Genesis shares fell 2.4 percent to $3.085, trimming its gain this year to about 19 percent this year. Mercury shares
fell 2 percent to $3.85, a gain of about 10 percent this year.
Data from Genesis today shows storage at Lake Tekapo rebounded with last month’s storms but had been below-average since
early December. Storage at Waikaremoana on the North Island’s east coast has been below average since mid-October.
Contact Energy today noted that controlled storage on the North Island is about 40 percent below average. Its own hydro
production, in the South Island’s Clutha catchment, was up 3 percent in March and 24 percent higher during the nine
months through March.
But much of its gas-fired capacity has been out of the market this year due to a lack of fuel. Thermal production the
past nine months is down about 28 percent.
Almost half the gas Contact burned for generation last month come out of the Ahuroa storage facility.

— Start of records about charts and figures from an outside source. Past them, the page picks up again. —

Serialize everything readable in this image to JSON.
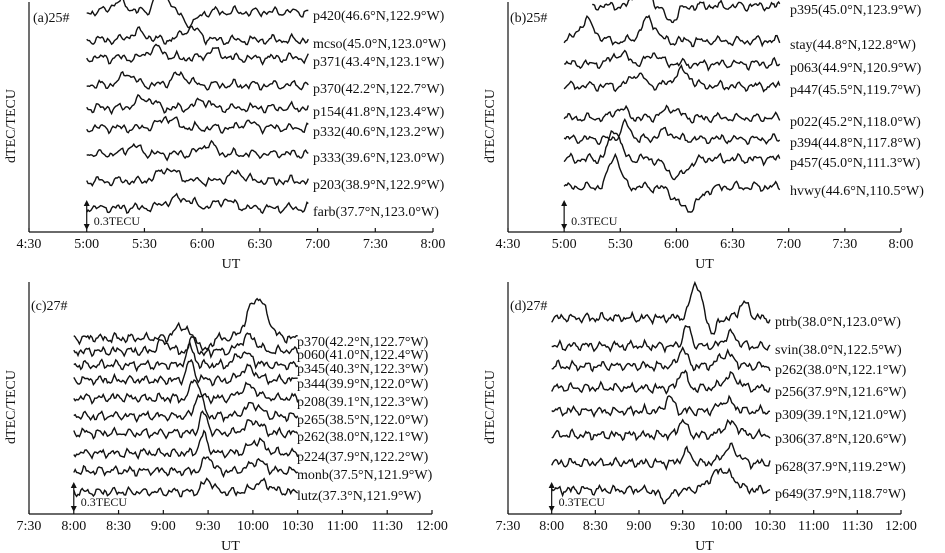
{
  "colors": {
    "ink": "#111111",
    "background": "#ffffff"
  },
  "chart_data": [
    {
      "type": "line",
      "panel_label": "(a)25#",
      "xlabel": "UT",
      "ylabel": "dTEC/TECU",
      "xlim_hours": [
        4.5,
        8.0
      ],
      "x_ticks": [
        "4:30",
        "5:00",
        "5:30",
        "6:00",
        "6:30",
        "7:00",
        "7:30",
        "8:00"
      ],
      "x_tick_hours": [
        4.5,
        5.0,
        5.5,
        6.0,
        6.5,
        7.0,
        7.5,
        8.0
      ],
      "data_start_hour": 5.0,
      "data_end_hour": 6.92,
      "scale_bar": {
        "label": "0.3TECU",
        "value_tecu": 0.3,
        "x_hour": 5.0
      },
      "series": [
        {
          "name": "p420(46.6°N,122.9°W)",
          "disturbance": [
            {
              "t": 5.28,
              "amp": 0.1,
              "w": 0.1
            },
            {
              "t": 5.65,
              "amp": 0.32,
              "w": 0.07
            },
            {
              "t": 5.9,
              "amp": -0.12,
              "w": 0.08
            }
          ]
        },
        {
          "name": "mcso(45.0°N,123.0°W)",
          "disturbance": [
            {
              "t": 5.45,
              "amp": 0.08,
              "w": 0.1
            },
            {
              "t": 5.9,
              "amp": 0.12,
              "w": 0.1
            }
          ]
        },
        {
          "name": "p371(43.4°N,123.1°W)",
          "disturbance": [
            {
              "t": 5.6,
              "amp": 0.1,
              "w": 0.1
            },
            {
              "t": 6.1,
              "amp": 0.08,
              "w": 0.08
            }
          ]
        },
        {
          "name": "p370(42.2°N,122.7°W)",
          "disturbance": [
            {
              "t": 5.35,
              "amp": 0.12,
              "w": 0.08
            },
            {
              "t": 5.8,
              "amp": 0.1,
              "w": 0.1
            }
          ]
        },
        {
          "name": "p154(41.8°N,123.4°W)",
          "disturbance": [
            {
              "t": 5.5,
              "amp": 0.1,
              "w": 0.1
            },
            {
              "t": 6.0,
              "amp": 0.08,
              "w": 0.08
            }
          ]
        },
        {
          "name": "p332(40.6°N,123.2°W)",
          "disturbance": [
            {
              "t": 5.7,
              "amp": 0.1,
              "w": 0.1
            },
            {
              "t": 6.4,
              "amp": 0.06,
              "w": 0.08
            }
          ]
        },
        {
          "name": "p333(39.6°N,123.0°W)",
          "disturbance": [
            {
              "t": 5.4,
              "amp": 0.08,
              "w": 0.08
            },
            {
              "t": 6.05,
              "amp": 0.1,
              "w": 0.08
            }
          ]
        },
        {
          "name": "p203(38.9°N,122.9°W)",
          "disturbance": [
            {
              "t": 5.7,
              "amp": 0.12,
              "w": 0.12
            },
            {
              "t": 6.3,
              "amp": 0.08,
              "w": 0.1
            }
          ]
        },
        {
          "name": "farb(37.7°N,123.0°W)",
          "disturbance": [
            {
              "t": 5.8,
              "amp": 0.1,
              "w": 0.15
            },
            {
              "t": 6.2,
              "amp": 0.08,
              "w": 0.1
            }
          ]
        }
      ]
    },
    {
      "type": "line",
      "panel_label": "(b)25#",
      "xlabel": "UT",
      "ylabel": "dTEC/TECU",
      "xlim_hours": [
        4.5,
        8.0
      ],
      "x_ticks": [
        "4:30",
        "5:00",
        "5:30",
        "6:00",
        "6:30",
        "7:00",
        "7:30",
        "8:00"
      ],
      "x_tick_hours": [
        4.5,
        5.0,
        5.5,
        6.0,
        6.5,
        7.0,
        7.5,
        8.0
      ],
      "data_start_hour": 5.0,
      "data_end_hour": 6.92,
      "scale_bar": {
        "label": "0.3TECU",
        "value_tecu": 0.3,
        "x_hour": 5.0
      },
      "series": [
        {
          "name": "p395(45.0°N,123.9°W)",
          "start_hour": 5.25,
          "disturbance": [
            {
              "t": 5.7,
              "amp": 0.28,
              "w": 0.08
            },
            {
              "t": 5.95,
              "amp": -0.15,
              "w": 0.08
            }
          ]
        },
        {
          "name": "stay(44.8°N,122.8°W)",
          "disturbance": [
            {
              "t": 5.2,
              "amp": 0.2,
              "w": 0.1
            },
            {
              "t": 5.75,
              "amp": 0.22,
              "w": 0.09
            }
          ]
        },
        {
          "name": "p063(44.9°N,120.9°W)",
          "disturbance": [
            {
              "t": 5.5,
              "amp": 0.1,
              "w": 0.1
            },
            {
              "t": 5.8,
              "amp": 0.1,
              "w": 0.08
            }
          ]
        },
        {
          "name": "p447(45.5°N,119.7°W)",
          "disturbance": [
            {
              "t": 5.65,
              "amp": 0.12,
              "w": 0.08
            },
            {
              "t": 6.05,
              "amp": 0.15,
              "w": 0.1
            }
          ]
        },
        {
          "name": "p022(45.2°N,118.0°W)",
          "disturbance": [
            {
              "t": 5.5,
              "amp": 0.1,
              "w": 0.08
            },
            {
              "t": 5.95,
              "amp": 0.1,
              "w": 0.1
            }
          ]
        },
        {
          "name": "p394(44.8°N,117.8°W)",
          "disturbance": [
            {
              "t": 5.55,
              "amp": 0.15,
              "w": 0.06
            },
            {
              "t": 5.9,
              "amp": 0.08,
              "w": 0.08
            }
          ]
        },
        {
          "name": "p457(45.0°N,111.3°W)",
          "disturbance": [
            {
              "t": 5.45,
              "amp": 0.3,
              "w": 0.07
            },
            {
              "t": 6.0,
              "amp": -0.18,
              "w": 0.12
            }
          ]
        },
        {
          "name": "hvwy(44.6°N,110.5°W)",
          "disturbance": [
            {
              "t": 5.45,
              "amp": 0.32,
              "w": 0.07
            },
            {
              "t": 6.1,
              "amp": -0.22,
              "w": 0.14
            }
          ]
        }
      ]
    },
    {
      "type": "line",
      "panel_label": "(c)27#",
      "xlabel": "UT",
      "ylabel": "dTEC/TECU",
      "xlim_hours": [
        7.5,
        12.0
      ],
      "x_ticks": [
        "7:30",
        "8:00",
        "8:30",
        "9:00",
        "9:30",
        "10:00",
        "10:30",
        "11:00",
        "11:30",
        "12:00"
      ],
      "x_tick_hours": [
        7.5,
        8.0,
        8.5,
        9.0,
        9.5,
        10.0,
        10.5,
        11.0,
        11.5,
        12.0
      ],
      "data_start_hour": 8.0,
      "data_end_hour": 10.5,
      "scale_bar": {
        "label": "0.3TECU",
        "value_tecu": 0.3,
        "x_hour": 8.0
      },
      "series": [
        {
          "name": "p370(42.2°N,122.7°W)",
          "disturbance": [
            {
              "t": 9.2,
              "amp": 0.12,
              "w": 0.1
            },
            {
              "t": 9.45,
              "amp": -0.18,
              "w": 0.08
            },
            {
              "t": 10.05,
              "amp": 0.4,
              "w": 0.15
            }
          ]
        },
        {
          "name": "p060(41.0°N,122.4°W)",
          "disturbance": [
            {
              "t": 9.0,
              "amp": 0.1,
              "w": 0.08
            },
            {
              "t": 9.35,
              "amp": 0.15,
              "w": 0.06
            },
            {
              "t": 9.95,
              "amp": 0.15,
              "w": 0.12
            }
          ]
        },
        {
          "name": "p345(40.3°N,122.3°W)",
          "disturbance": [
            {
              "t": 9.3,
              "amp": 0.18,
              "w": 0.06
            },
            {
              "t": 9.9,
              "amp": 0.12,
              "w": 0.12
            }
          ]
        },
        {
          "name": "p344(39.9°N,122.0°W)",
          "disturbance": [
            {
              "t": 9.3,
              "amp": 0.18,
              "w": 0.06
            },
            {
              "t": 9.95,
              "amp": 0.12,
              "w": 0.12
            }
          ]
        },
        {
          "name": "p208(39.1°N,122.3°W)",
          "disturbance": [
            {
              "t": 9.35,
              "amp": 0.2,
              "w": 0.06
            },
            {
              "t": 9.95,
              "amp": 0.12,
              "w": 0.12
            }
          ]
        },
        {
          "name": "p265(38.5°N,122.0°W)",
          "disturbance": [
            {
              "t": 9.4,
              "amp": 0.22,
              "w": 0.06
            },
            {
              "t": 10.0,
              "amp": 0.12,
              "w": 0.12
            }
          ]
        },
        {
          "name": "p262(38.0°N,122.1°W)",
          "disturbance": [
            {
              "t": 9.45,
              "amp": 0.2,
              "w": 0.06
            },
            {
              "t": 10.0,
              "amp": 0.12,
              "w": 0.12
            }
          ]
        },
        {
          "name": "p224(37.9°N,122.2°W)",
          "disturbance": [
            {
              "t": 9.45,
              "amp": 0.18,
              "w": 0.06
            },
            {
              "t": 10.05,
              "amp": 0.12,
              "w": 0.12
            }
          ]
        },
        {
          "name": "monb(37.5°N,121.9°W)",
          "disturbance": [
            {
              "t": 9.5,
              "amp": 0.15,
              "w": 0.07
            },
            {
              "t": 10.05,
              "amp": 0.1,
              "w": 0.12
            }
          ]
        },
        {
          "name": "lutz(37.3°N,121.9°W)",
          "disturbance": [
            {
              "t": 9.5,
              "amp": 0.12,
              "w": 0.08
            },
            {
              "t": 10.1,
              "amp": 0.1,
              "w": 0.12
            }
          ]
        }
      ]
    },
    {
      "type": "line",
      "panel_label": "(d)27#",
      "xlabel": "UT",
      "ylabel": "dTEC/TECU",
      "xlim_hours": [
        7.5,
        12.0
      ],
      "x_ticks": [
        "7:30",
        "8:00",
        "8:30",
        "9:00",
        "9:30",
        "10:00",
        "10:30",
        "11:00",
        "11:30",
        "12:00"
      ],
      "x_tick_hours": [
        7.5,
        8.0,
        8.5,
        9.0,
        9.5,
        10.0,
        10.5,
        11.0,
        11.5,
        12.0
      ],
      "data_start_hour": 8.0,
      "data_end_hour": 10.5,
      "scale_bar": {
        "label": "0.3TECU",
        "value_tecu": 0.3,
        "x_hour": 8.0
      },
      "series": [
        {
          "name": "ptrb(38.0°N,123.0°W)",
          "disturbance": [
            {
              "t": 9.65,
              "amp": 0.35,
              "w": 0.08
            },
            {
              "t": 9.85,
              "amp": -0.15,
              "w": 0.06
            },
            {
              "t": 10.2,
              "amp": 0.15,
              "w": 0.08
            }
          ]
        },
        {
          "name": "svin(38.0°N,122.5°W)",
          "disturbance": [
            {
              "t": 9.55,
              "amp": 0.2,
              "w": 0.06
            },
            {
              "t": 10.05,
              "amp": 0.12,
              "w": 0.1
            }
          ]
        },
        {
          "name": "p262(38.0°N,122.1°W)",
          "disturbance": [
            {
              "t": 9.5,
              "amp": 0.18,
              "w": 0.06
            },
            {
              "t": 10.0,
              "amp": 0.12,
              "w": 0.12
            }
          ]
        },
        {
          "name": "p256(37.9°N,121.6°W)",
          "disturbance": [
            {
              "t": 9.5,
              "amp": 0.18,
              "w": 0.06
            },
            {
              "t": 10.05,
              "amp": 0.12,
              "w": 0.12
            }
          ]
        },
        {
          "name": "p309(39.1°N,121.0°W)",
          "disturbance": [
            {
              "t": 9.35,
              "amp": 0.15,
              "w": 0.06
            },
            {
              "t": 10.0,
              "amp": 0.1,
              "w": 0.12
            }
          ]
        },
        {
          "name": "p306(37.8°N,120.6°W)",
          "disturbance": [
            {
              "t": 9.5,
              "amp": 0.15,
              "w": 0.06
            },
            {
              "t": 10.05,
              "amp": 0.12,
              "w": 0.12
            }
          ]
        },
        {
          "name": "p628(37.9°N,119.2°W)",
          "disturbance": [
            {
              "t": 9.55,
              "amp": 0.12,
              "w": 0.07
            },
            {
              "t": 10.05,
              "amp": 0.15,
              "w": 0.12
            }
          ]
        },
        {
          "name": "p649(37.9°N,118.7°W)",
          "disturbance": [
            {
              "t": 9.3,
              "amp": -0.1,
              "w": 0.1
            },
            {
              "t": 9.95,
              "amp": 0.2,
              "w": 0.18
            }
          ]
        }
      ]
    }
  ]
}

Today the company said its 377 MW Taranaki Combined Cycle plant will be available from today until the end of June if
market conditions require it.
“The arrangement will see fuel diverted from less efficient thermal plant to Contact’s combined cycle plant. This
effectively adds a small amount of additional generation capacity over peak periods due to the better efficiency of TCC.
Contact is continuing to work on securing additional gas and will inform the market when contractual commitments are
Contact shares last traded at $6.80 and have risen about 15 percent this year.